Big Thunder Ranch Barbecue used to sit between Big Thunder Mountain Railroad and Tom Sawyer Island, in a space Star Wars: Galaxy’s Edge now occupies. Unlike Walt Disney World, which essentially has infinite space to expand, Disneyland’s small footprint means that to make room for new attractions, something usually has to go. In this instance, it was a family-style restaurant where your food was served to you in tin pails, and you ate it at long, communal tables where you were as likely to make new friends as you were to get barbecue sauce on your shirt.

The lunch and dinner menus, according to Disney Food Blog, were the same, including barbecue chicken, ribs and smoked sausage; sides like cole slaw, beans and corn bread; and old-fashioned desserts. For lunch, it was $19.99 for adults and $9.99 for kids under 9. For dinner, it was $24.99 and $9.99.

“It was a great place to get together,” Jeff Reitz told SFGATE. “There’s no other place at Disneyland where they do a family-style meal like that.” The Disneyland superfan who holds the Guinness World Record for most consecutive days attending the park, Reitz was there for what he calls the “last supper” at Big Thunder Ranch, on Jan. 10, 2016.

His original reservation on the last day was for 10 people, but the group ended up being 18, as more friends wanted to have one last meal there. “It was always a great place where we could go and share, or have as much as you wanted, and then go hit the teacups,” Reitz said.

“That was always a tradition,” he added. “We’d pack it in, the ribs and chicken and everything, and go straight to the teacups and then Matterhorn Bobsleds.”

Despite its outsize place in Disneyland fans’ stomachs, the restaurant had a bit of an identity crisis through the years. After Big Thunder Mountain Railroad opened in 1979, Disney added a petting zoo called Big Thunder Ranch to the area. In 1986, the company converted the spot to a barbecue restaurant with a western theme and country and western musicians entertaining guests as they ate. Ten years later, in anticipation of “The Hunchback of Notre Dame’s” release, Disney changed the restaurant to a theater hosting a “Festival of Fools” show in 1996. The Festival of Fools closed in the late ’90s, and the restaurant returned to its barbecue roots until 2001, when it closed again, to be used only as a private party space.

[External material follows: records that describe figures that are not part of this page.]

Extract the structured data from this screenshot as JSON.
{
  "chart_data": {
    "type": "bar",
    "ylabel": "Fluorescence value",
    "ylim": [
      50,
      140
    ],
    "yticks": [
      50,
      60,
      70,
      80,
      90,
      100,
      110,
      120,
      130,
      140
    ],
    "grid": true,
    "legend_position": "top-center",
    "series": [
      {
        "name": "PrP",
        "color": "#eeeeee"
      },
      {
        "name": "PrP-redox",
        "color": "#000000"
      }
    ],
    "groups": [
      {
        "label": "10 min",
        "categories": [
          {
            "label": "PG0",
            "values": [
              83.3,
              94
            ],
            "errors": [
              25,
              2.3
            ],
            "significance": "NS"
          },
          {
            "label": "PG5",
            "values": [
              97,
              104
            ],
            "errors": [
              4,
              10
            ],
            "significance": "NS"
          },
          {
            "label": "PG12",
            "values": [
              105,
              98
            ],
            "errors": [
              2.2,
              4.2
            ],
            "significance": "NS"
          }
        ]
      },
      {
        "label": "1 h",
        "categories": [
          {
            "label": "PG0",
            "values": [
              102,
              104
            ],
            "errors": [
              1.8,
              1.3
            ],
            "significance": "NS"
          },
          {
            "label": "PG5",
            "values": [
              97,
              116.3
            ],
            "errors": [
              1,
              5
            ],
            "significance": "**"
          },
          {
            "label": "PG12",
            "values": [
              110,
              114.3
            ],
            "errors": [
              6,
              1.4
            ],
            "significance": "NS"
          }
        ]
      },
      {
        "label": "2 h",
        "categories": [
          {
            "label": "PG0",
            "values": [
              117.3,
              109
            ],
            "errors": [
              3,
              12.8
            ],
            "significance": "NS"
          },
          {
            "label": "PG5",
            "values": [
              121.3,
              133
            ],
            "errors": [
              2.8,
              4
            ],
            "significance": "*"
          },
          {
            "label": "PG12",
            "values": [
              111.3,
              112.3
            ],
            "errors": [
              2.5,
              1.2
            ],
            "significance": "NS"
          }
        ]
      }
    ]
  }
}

In 2009, the spot reopened as Celebration Roundup & Barbecue, this time with appearances by Woody and Bullseye as people ate. When attendance didn’t meet expectations, Disney reinstated Big Thunder Ranch Barbecue, which it remained until the restaurant closed.

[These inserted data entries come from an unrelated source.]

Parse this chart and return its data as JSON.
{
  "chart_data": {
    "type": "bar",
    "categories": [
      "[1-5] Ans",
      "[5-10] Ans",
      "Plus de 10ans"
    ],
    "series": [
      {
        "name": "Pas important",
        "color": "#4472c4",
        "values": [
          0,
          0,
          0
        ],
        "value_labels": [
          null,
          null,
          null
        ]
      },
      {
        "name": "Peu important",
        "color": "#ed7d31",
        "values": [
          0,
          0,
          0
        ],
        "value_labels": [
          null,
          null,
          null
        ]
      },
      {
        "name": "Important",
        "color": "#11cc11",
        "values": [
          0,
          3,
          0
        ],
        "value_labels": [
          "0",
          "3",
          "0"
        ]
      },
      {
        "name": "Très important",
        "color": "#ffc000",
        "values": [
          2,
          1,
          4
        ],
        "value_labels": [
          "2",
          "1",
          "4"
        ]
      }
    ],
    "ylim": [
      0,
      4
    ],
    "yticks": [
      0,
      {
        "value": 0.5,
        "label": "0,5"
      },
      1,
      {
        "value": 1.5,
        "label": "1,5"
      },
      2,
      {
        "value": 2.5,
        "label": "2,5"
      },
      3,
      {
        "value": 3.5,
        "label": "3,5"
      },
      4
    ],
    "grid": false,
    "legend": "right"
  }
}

The only place to experience dinner and a show these days is at the Golden Horseshoe in Frontierland, an underutilized quick-service counter inside a grand Old West theater, where you can eat chicken tenders and ice cream while a pianist tickles out some old-timey tunes.

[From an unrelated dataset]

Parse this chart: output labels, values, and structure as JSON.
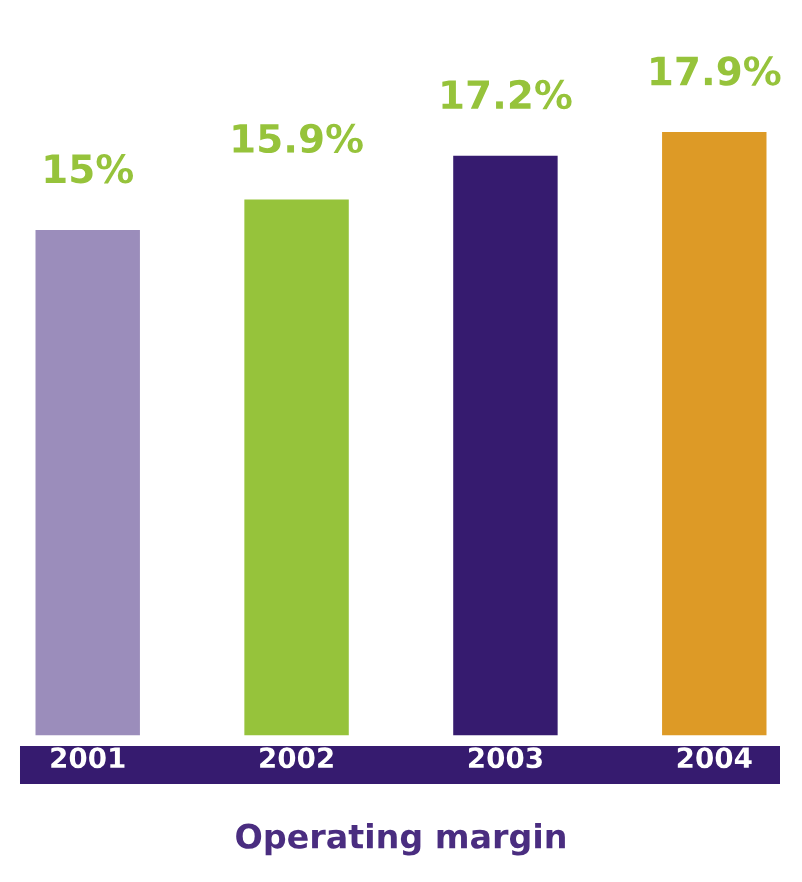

Big Thunder Ranch Barbecue is gone forever, but its spirit lives on. Because the restaurant was open at a time when the internet was fully formed, there are plenty of real recipes from the actual restaurant that you can recreate at home. And Walt Disney World just opened a dining location that shares the spirit of Big Thunder Ranch. Roundup Rodeo BBQ, which opened in March in Toy Story Land in Disney’s Hollywood Studios Park at Walt Disney World, serves “Toy Story”-themed family-style barbecue for $45 a person. (Adjusted for inflation, the $25 meal at Big Thunder today would cost about $31.)

Marcy Carriker Smothers, the author of “Eat Like Walt” and other books about Disney food and history, believes there’s still a place for the restaurant at Disneyland. “With the new developments they’re making at Downtown Disney, I would love to see Big Thunder Ranch Barbecue brought back,” she told SFGATE. The resort is closing old restaurants in favor of new dining experiences like Din Tai Fung and Porto’s.

“I think that if we had the restaurant outside the gates where it would not require admission to dine there,” she said, “and brought back the chuck wagons and family-style dining and that great entertainment, the delicious barbecue food, the the family seating, the red and white checkered table cloths, it would be phenomenally popular.”